While on one hand, it is more or less settled that if a nominee director ever has to choose between his allegiance to the company and his loyalty to the nominator, the former will prevail. On the other hand, it brings to the fore another interesting supposition. We will elaborate by way of an illustration- it is common practice that a lot of investment agreements require the final consent of the shareholder/investor on the decisions made by the Board of the company. However, there may arise a situation wherein the nominee director has acted in compliance with his fiduciary duty towards the company but his action is not backed by the nominator and the nominator has not consented to a particular Board resolution. In such a scenario, what is the validity of such consent of the nominator? While at this point, there is no clear position of law that has been fleshed out in respect of the question raised above, however, one can, through inference of the law and precedent say that, as long as the director is in compliance with the provisions of Section 166 and is acting in the larger interest of the company, irrespective of whether it is solvent or insolvent, no action can lie against the director.
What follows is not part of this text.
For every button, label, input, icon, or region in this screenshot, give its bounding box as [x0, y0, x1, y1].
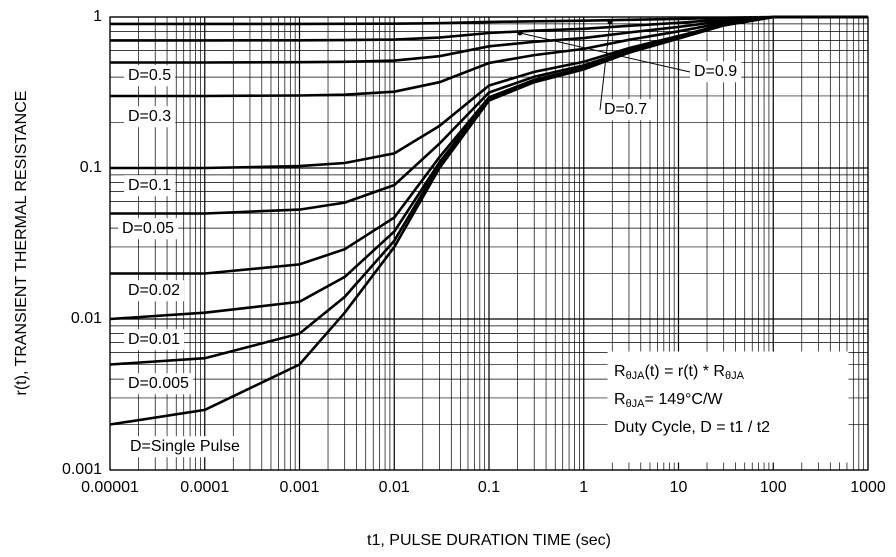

Another perspective that may also need examination is if the nominating shareholder believes that the director has not acted in compliance with his fiduciary duty, does he have any remedy in law? We believe that, in such a scenario, the nominating shareholder can opt to take derivative action against the director and proceed against him in a court of law. In the case of Rajeev Saumitra vs. Neetu Singh, the Delhi High Court observed that where a director has acted in a manner which was in conflict between its personal interests and its duties to the company, without the consent of the company, the director would be liable to “pay over to the company which he or she has betrayed by disloyalty”.
Similarly, in Starlite Real Estate (ASCOT) Mauritius Ltd. & Ors. vs. Jagrati Trade Services Pvt. Ltd., the Calcutta High Court held that where some wrong is being done to the company by the directors in control, derivative action by the shareholders, even if they are in minority, becomes imperative to protect the interest of the company.
Therefore, keeping in mind all of the above analysis, it can be unequivocally stated that while the insertion of Section 166 has no doubt been a welcome move and has formally introduced the concept of fiduciary duty in the Indian corporate system, it has also simultaneously brought to the fore more questions that need to be resolved, either via amendments or by way of judicial precedent.
 Expert Committee on Company Law; Dr. Jamshed J. Irani <http://www.primedirectors.com/pdf/JJ%20Irani%20Report-MCA.pdf> last accessed on 18 June 2020.
 Ibid ; Chapter VII : Investor Education and Protection.